Ryan Avent savages liberal NIMBYism in his masterful post yesterday. While he focuses on examples in Massachusetts and New York City, I think if you extrapolate to Tree Town he also beautifully captures what is wrong with NIMBY organizations like the Germantown Neighborhood Association and their shills on Ann Arbor City Council. The city’s policies have consistently kept rents high in the interest of the city’s slumlords and NIMBYist property owners. It is unclear to me why the city continues to shovel money into affordable housing when the rest of its zoning and development policy acts is designed to inflate rents and property values beyond the reach of low income people.
Forget the economic benefits to the city, the people occupying the new housing units would have carbon footprints dramatically below the national average. But this basically does not matter to the NIMBYs however much they profess to care about the environment.
To the extent that public opinion matters and can be shaped, I think it would be a huge boon for humanity for attitudes toward NIMBYism to turn decidedly negative. People should be ashamed of this behavior, which is both selfish and extravagantly dismissive of property rights.
Ed Glaeser has applied these arguments repeatedly to the context of northern California, potentially one of the most carbon-neutral place in the US (because of its climate) and one of the most productive (due to Silicon Valley). Easing new development in the Bay Area would be one of the best things we could do for our economy and our environment, but NIMBY property owners there have stymied it for decades.
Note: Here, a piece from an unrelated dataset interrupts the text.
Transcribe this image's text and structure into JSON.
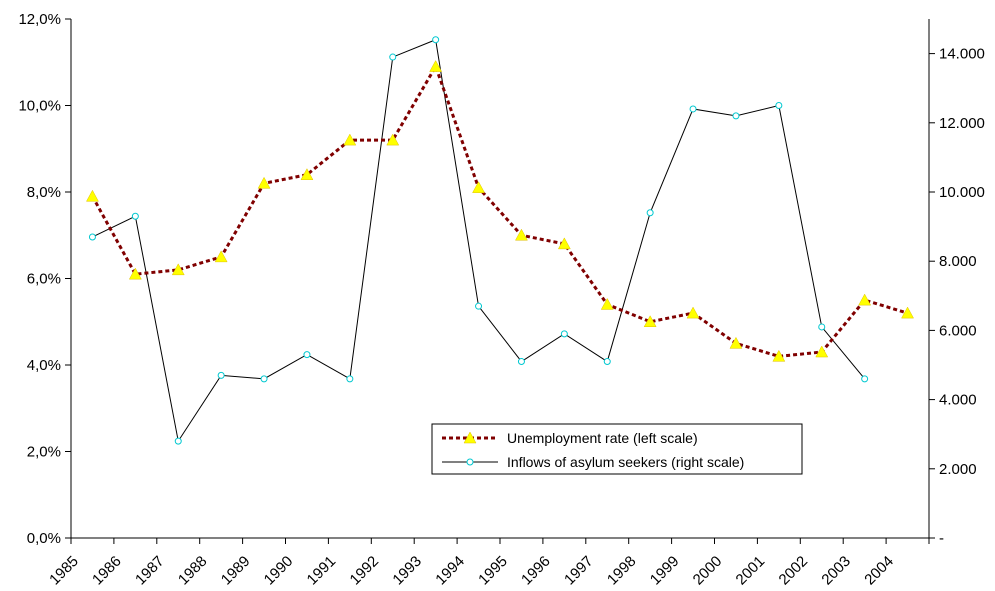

Of course it’s selfish — for wealthy liberals who are also homeowners, property values trump environmental politics every time. It’s as true in the People’s Republic of Ann Arbor as it is in NYC. This is a symptom of a bigger policy problem, which is our national obsession with homeownership. I would wager Detroit’s rates of homeownership in the 1960s, the highest in the country at that time, was a major contributor to that city’s collapse in the following decade. Homeownership has pernicious side effects beyond those for individual homeowners, and one of those is NIMBYism.
As I’ve noted before, the silver lining in this is that as people continue to be priced out of places like NYC, Ann Arbor and the San Francisco Bay Area, it will hopefully generate spillover for places like Detroit (for young artists) and Ypsilanti (for students and faculty who can’t afford Ann Arbor).